Five hundred years ago, when the Mughals ruled north India, there was an explosion of Bhakti poetry across India. From north to south, people expressed their devotion to different forms of god using emotionally charged language. One of these forms of God was that of Krishna.
The songs dedicated to Krishna are composed in local languages. They are connected to particular temples where Krishna is known by different names. This makes the songs unique. So, although we speak of Krishna Bhakti as a pan Indian phenomena, the reality is he has many local manifestations. People from one part of India may not recognise Krishna from other parts of India until they observe certain details.
For example, in Rajasthan, Krishna is called ‘Shrinathji’. He is visualised as holding the Govardhan Mountain on his finger, his eyes are boat shaped. But in Odisha, Krishna is called Jagannatha. The image of Krishna is an incomplete wooden statue, which is replaced every 12 years or so. It has characteristic round eyes. Shrinathji is worshipped alone. Jagannath is worshipped with his brother, Balarama, and his sister, Subhadra. People from Rajasthan visiting Jagannatha Puri may be familiar with Krishna. But they may find the images and the name of Jagannath very different from the image at the worship of Shrinathji at Nathdwara.
In Gujarat, Krishna is known as Dwarkadheesh, or the Lord of Dwaraka. But the image here shows him with four arms or Chaturbhuj, more like Vishnu, and less like Krishna. The images of Dwarkadheesh are found in Dwarka, as well as Dakor. In Bengal, Krishna is called Keshto in the Baul traditions.
Chaitanya Mahaprabhu made his image as Murlidhar or the flute-holding Krishna standing entwined with Radha. This image is found in the Gaudiya Vaishnava Parampara. In the Shankardev traditions of Assam, in the satras of Assam, Krishna is popularly known as Madhava, linking him with madhu or honey. However, in Namghar, where his name is chanted and stories narrated, there is no statue of Krishna.
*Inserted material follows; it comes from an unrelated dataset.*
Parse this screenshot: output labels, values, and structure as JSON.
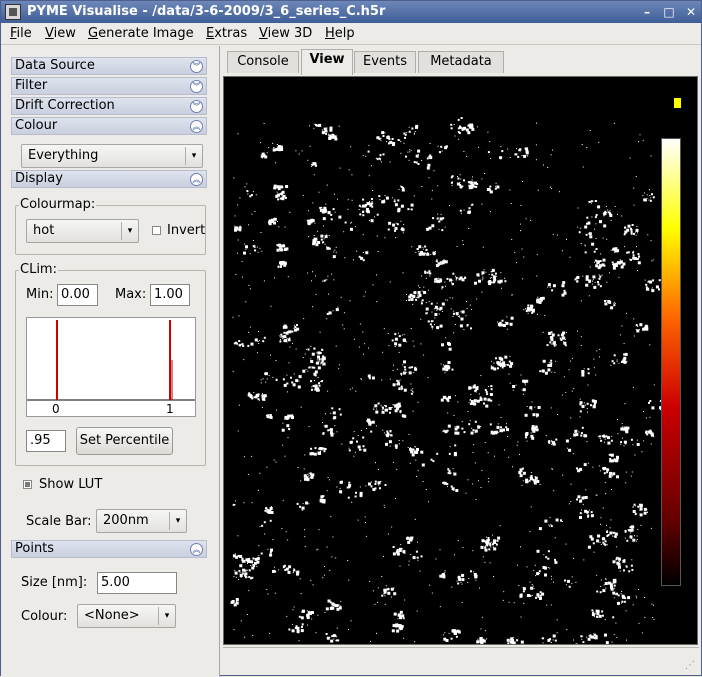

If you read old Tamil literature, we come across a cowherd god called Mayon. Mayon is surrounded by milkmaids and has a beloved name called Nappinnai. We wonder who he is. A closer examination reveals he is Kanha of Hindi literature, and Nappinnai is Radha. This is the same god, referred to very differently in the northern belt and in the southern regions.
In Karnataka, Krishna is worshipped as Chennakeshava or the little Krishna. His image shows him holding a churning rod in one hand. In Kerala, he is visualised as Guruvayur. Guruvayur means the deity who was worshipped by Brihaspati and Vayu, the planet Jupiter and the wind-god. It is said that this image was worshipped once by Devaki and was passed on to the kings of Kerala, a long time ago.
In Maharashtra, Krishna is worshipped as Vithala, in Pandharpur with Rakhumani or Rukhmani. Krishna here stands on a brick with arms akimbo. The word Vithoba is connected to Vishnu, or Vithu, in the old form of Marathi.
In Tirupati, Andhra Pradesh, the deity looks like the four armed Vishnu but is addressed as Govinda, or Gopala, the cowherd. In Chennai, there is a rare temple where he is called Parthasarathy or the charioteer of Arjuna. This statue is gigantic and has a moustache, a very unique feature not found in other parts of India. In his hand, he holds not a flute but a conch-shell. In the Guru Granth Sahib of the Sikhs, there is repeated reference to Hari and Madhusudan, names of Krishna.
Thus, we find Krishna visualised differently in different parts of India. Thus the concept of unity and diversity finds a mythological expression. Diverse regional forms of Krishna are united by the Puranic idea of Krishna, the eighth avatar of Vishnu.